I took a look at strread.m but I'm not sure what the right approach is
for a fix.  It appears to me that newlines are removed from the string
and that it is split on the field delimiter.  But the newline
character remains in the list of format specifiers.

I noticed the problem in the stable sources, but it seems to also be
present in the current sources on the default branch.

Any clues would be much appreciated.

As I wrote most of the strread.m code processing this stuff I suppose I'm the one to have a look at it.

But just to be sure before I give it a go: is this undocumented, or at least obscure, ML behavior we have at hand here?

AFAIU the Matlab docs, any non-[format conversion specifier] in the format string is to be treated as a literal. That is the reason strread.m retains it in the format specifier list.
Experimenting a bit with ML r2014a shows that Matlab does this too.


Now, strread.m removes the "regular delimiters" (the ones specified by the user or the default ones) long before it processes literals; even though literals can be interpreted as just another delimiter (but then again, only in positions/columns in the data specified in the format string).


There are a few possible strategies (assuming this issue you brought up only pertains to valid delimiters specified as a literal):

1. strread.m could scan the format string and remove any delimiters it finds there from the list of delimiters.

2. Or it could just remove it from the list of literals and add it to the delimiters list (probably the easiest).

3. strread.m could first strrep literals in the data string into a valid delimiter - a costly operation on big data strings (/-files). And this wouldn't honor that literals should only be processed as such in data "columns" specified in the format string (in other positions they should be processed as a string value).

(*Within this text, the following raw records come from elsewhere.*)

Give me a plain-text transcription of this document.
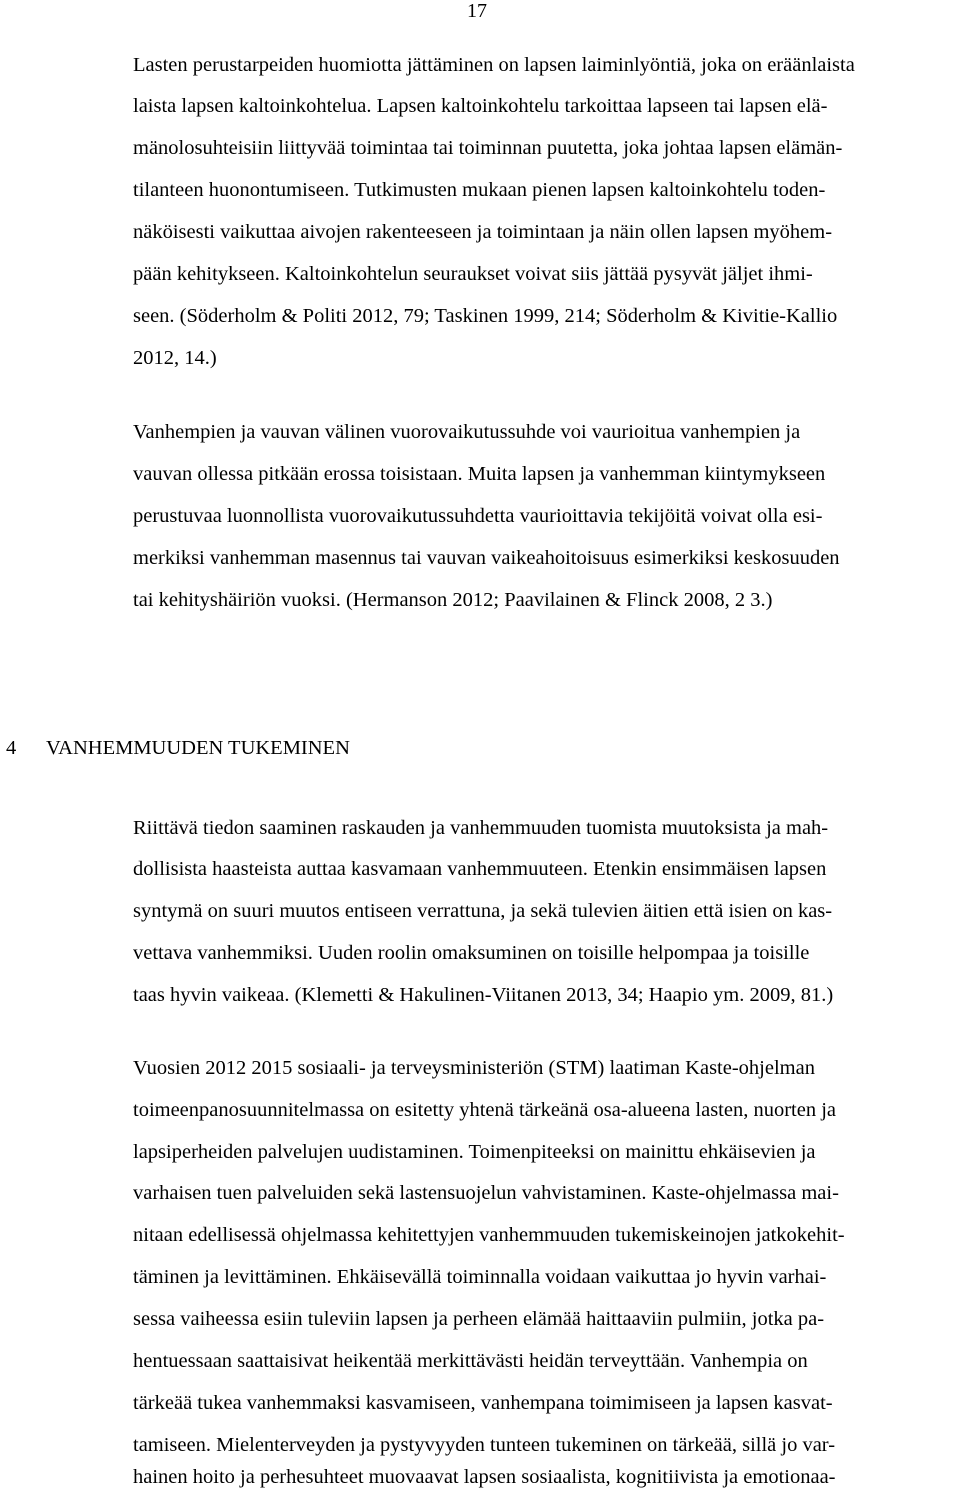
17
Lasten perustarpeiden huomiotta jättäminen on lapsen laiminlyöntiä, joka on eräänlaista
laista lapsen kaltoinkohtelua. Lapsen kaltoinkohtelu tarkoittaa lapseen tai lapsen elä-
mänolosuhteisiin liittyvää toimintaa tai toiminnan puutetta, joka johtaa lapsen elämän-
tilanteen huonontumiseen. Tutkimusten mukaan pienen lapsen kaltoinkohtelu toden-
näköisesti vaikuttaa aivojen rakenteeseen ja toimintaan ja näin ollen lapsen myöhem-
pään kehitykseen. Kaltoinkohtelun seuraukset voivat siis jättää pysyvät jäljet ihmi-
seen. (Söderholm & Politi 2012, 79; Taskinen 1999, 214; Söderholm & Kivitie-Kallio
2012, 14.)
Vanhempien ja vauvan välinen vuorovaikutussuhde voi vaurioitua vanhempien ja
vauvan ollessa pitkään erossa toisistaan. Muita lapsen ja vanhemman kiintymykseen
perustuvaa luonnollista vuorovaikutussuhdetta vaurioittavia tekijöitä voivat olla esi-
merkiksi vanhemman masennus tai vauvan vaikeahoitoisuus esimerkiksi keskosuuden
tai kehityshäiriön vuoksi. (Hermanson 2012; Paavilainen & Flinck 2008, 2 3.)
4 VANHEMMUUDEN TUKEMINEN
Riittävä tiedon saaminen raskauden ja vanhemmuuden tuomista muutoksista ja mah-
dollisista haasteista auttaa kasvamaan vanhemmuuteen. Etenkin ensimmäisen lapsen
syntymä on suuri muutos entiseen verrattuna, ja sekä tulevien äitien että isien on kas-
vettava vanhemmiksi. Uuden roolin omaksuminen on toisille helpompaa ja toisille
taas hyvin vaikeaa. (Klemetti & Hakulinen-Viitanen 2013, 34; Haapio ym. 2009, 81.)
Vuosien 2012 2015 sosiaali- ja terveysministeriön (STM) laatiman Kaste-ohjelman
toimeenpanosuunnitelmassa on esitetty yhtenä tärkeänä osa-alueena lasten, nuorten ja
lapsiperheiden palvelujen uudistaminen. Toimenpiteeksi on mainittu ehkäisevien ja
varhaisen tuen palveluiden sekä lastensuojelun vahvistaminen. Kaste-ohjelmassa mai-
nitaan edellisessä ohjelmassa kehitettyjen vanhemmuuden tukemiskeinojen jatkokehit-
täminen ja levittäminen. Ehkäisevällä toiminnalla voidaan vaikuttaa jo hyvin varhai-
sessa vaiheessa esiin tuleviin lapsen ja perheen elämää haittaaviin pulmiin, jotka pa-
hentuessaan saattaisivat heikentää merkittävästi heidän terveyttään. Vanhempia on
tärkeää tukea vanhemmaksi kasvamiseen, vanhempana toimimiseen ja lapsen kasvat-
tamiseen. Mielenterveyden ja pystyvyyden tunteen tukeminen on tärkeää, sillä jo var-
hainen hoito ja perhesuhteet muovaavat lapsen sosiaalista, kognitiivista ja emotionaa-
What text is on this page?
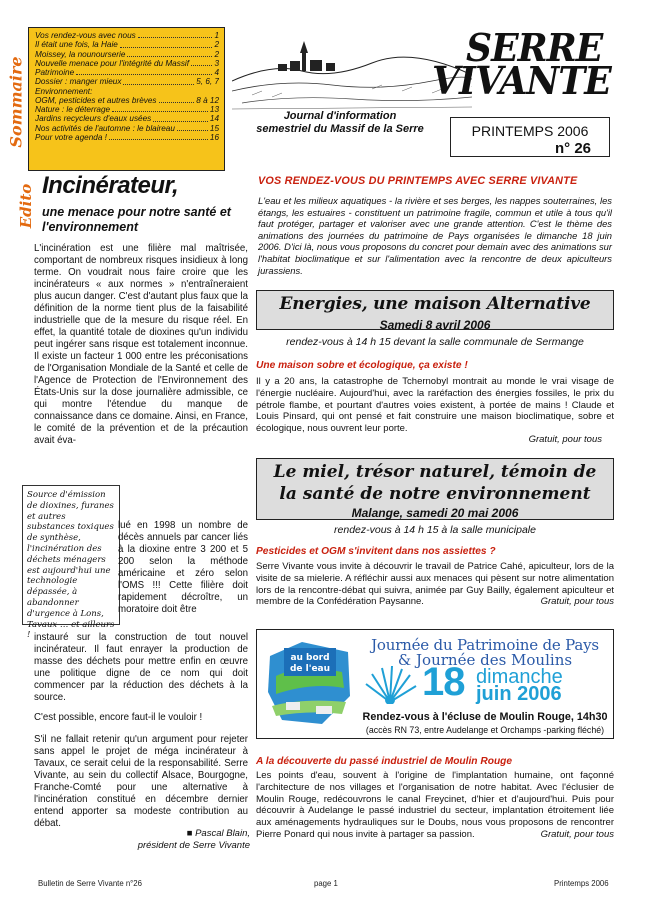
Sommaire
Vos rendez-vous avec nous	1
Il était une fois, la Haie	2
Moissey, la nounourserie	2
Nouvelle menace pour l'intégrité du Massif	3
Patrimoine	4
Dossier : manger mieux	5, 6, 7
Environnement:
OGM, pesticides et autres brèves	8 à 12
Nature : le déterrage	13
Jardins recycleurs d'eaux usées	14
Nos activités de l'automne : le blaireau	15
Pour votre agenda !	16
SERRE
VIVANTE
Journal d'information
semestriel du Massif de la Serre	PRINTEMPS 2006
n° 26
Edito Incinérateur,
une menace pour notre santé et l'environnement
L'incinération est une filière mal maîtrisée, comportant de nombreux risques insidieux à long terme. On voudrait nous faire croire que les incinérateurs « aux normes » n'entraîneraient plus aucun danger. C'est d'autant plus faux que la définition de la norme tient plus de la faisabilité industrielle que de la mesure du risque réel. En effet, la quantité totale de dioxines qu'un individu peut ingérer sans risque est totalement inconnue. Il existe un facteur 1 000 entre les préconisations de l'Organisation Mondiale de la Santé et celle de l'Agence de Protection de l'Environnement des États-Unis sur la dose journalière admissible, ce qui montre l'étendue du manque de connaissance dans ce domaine. Ainsi, en France, le comité de la prévention et de la précaution avait éva-
Source d'émission de dioxines, furanes et autres substances toxiques de synthèse, l'incinération des déchets ménagers est aujourd'hui une technologie dépassée, à abandonner d'urgence à Lons, Tavaux … et ailleurs !
lué en 1998 un nombre de décès annuels par cancer liés à la dioxine entre 3 200 et 5 200 selon la méthode américaine et zéro selon l'OMS !!! Cette filière doit rapidement décroître, un moratoire doit être
instauré sur la construction de tout nouvel incinérateur. Il faut enrayer la production de masse des déchets pour mettre enfin en œuvre une politique digne de ce nom qui doit commencer par la réduction des déchets à la source.
C'est possible, encore faut-il le vouloir !
S'il ne fallait retenir qu'un argument pour rejeter sans appel le projet de méga incinérateur à Tavaux, ce serait celui de la responsabilité. Serre Vivante, au sein du collectif Alsace, Bourgogne, Franche-Comté pour une alternative à l'incinération constitué en décembre dernier entend apporter sa modeste contribution au débat.
■ Pascal Blain,
président de Serre Vivante
VOS RENDEZ-VOUS DU PRINTEMPS AVEC SERRE VIVANTE
L'eau et les milieux aquatiques - la rivière et ses berges, les nappes souterraines, les étangs, les estuaires - constituent un patrimoine fragile, commun et utile à tous qu'il faut protéger, partager et valoriser avec une grande attention. C'est le thème des animations des journées du patrimoine de Pays organisées le dimanche 18 juin 2006. D'ici là, nous vous proposons du concret pour demain avec des animations sur l'habitat bioclimatique et sur l'alimentation avec la rencontre de deux apiculteurs jurassiens.
Energies, une maison Alternative
Samedi 8 avril 2006
rendez-vous à 14 h 15 devant la salle communale de Sermange
Une maison sobre et écologique, ça existe !
Il y a 20 ans, la catastrophe de Tchernobyl montrait au monde le vrai visage de l'énergie nucléaire. Aujourd'hui, avec la raréfaction des énergies fossiles, le prix du pétrole flambe, et pourtant d'autres voies existent, à portée de mains ! Claude et Louis Pinsard, qui ont pensé et fait construire une maison bioclimatique, sobre et écologique, nous ouvrent leur porte.
Gratuit, pour tous
Le miel, trésor naturel, témoin de
la santé de notre environnement
Malange, samedi 20 mai 2006
rendez-vous à 14 h 15 à la salle municipale
Pesticides et OGM s'invitent dans nos assiettes ?
Serre Vivante vous invite à découvrir le travail de Patrice Cahé, apiculteur, lors de la visite de sa mielerie. A réfléchir aussi aux menaces qui pèsent sur notre alimentation lors de la rencontre-débat qui suivra, animée par Guy Bailly, également apiculteur et membre de la Confédération Paysanne.	Gratuit, pour tous
au bord
de l'eau
Journée du Patrimoine de Pays
& Journée des Moulins
18 dimanche
juin 2006
Rendez-vous à l'écluse de Moulin Rouge, 14h30
(accès RN 73, entre Audelange et Orchamps -parking fléché)
A la découverte du passé industriel de Moulin Rouge
Les points d'eau, souvent à l'origine de l'implantation humaine, ont façonné l'architecture de nos villages et l'organisation de notre habitat. Avec l'éclusier de Moulin Rouge, redécouvrons le canal Freycinet, d'hier et d'aujourd'hui. Puis pour découvrir à Audelange le passé industriel du secteur, implantation étroitement liée aux aménagements hydrauliques sur le Doubs, nous vous proposons de rencontrer Pierre Ponard qui nous invite à partager sa passion.	Gratuit, pour tous
Bulletin de Serre Vivante n°26	page 1	Printemps 2006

1. and 2. are easy mods; bu maybe too quick & dirty.
However due care is required for e.g., overlapping sets of whitespace and delimiters. I think experimenting with ML to find out the proper behavior is required plus a set of tests for Octave. I do not have time for that currently.

Either way, I see quite a few pitfalls and corner cases looming.
Given the fact that strread.m is already a bit of a dinosaur and we're actually waiting for a binary textscan, I wonder whether it is worthwile spending much time fixing this issue - any opinion on that?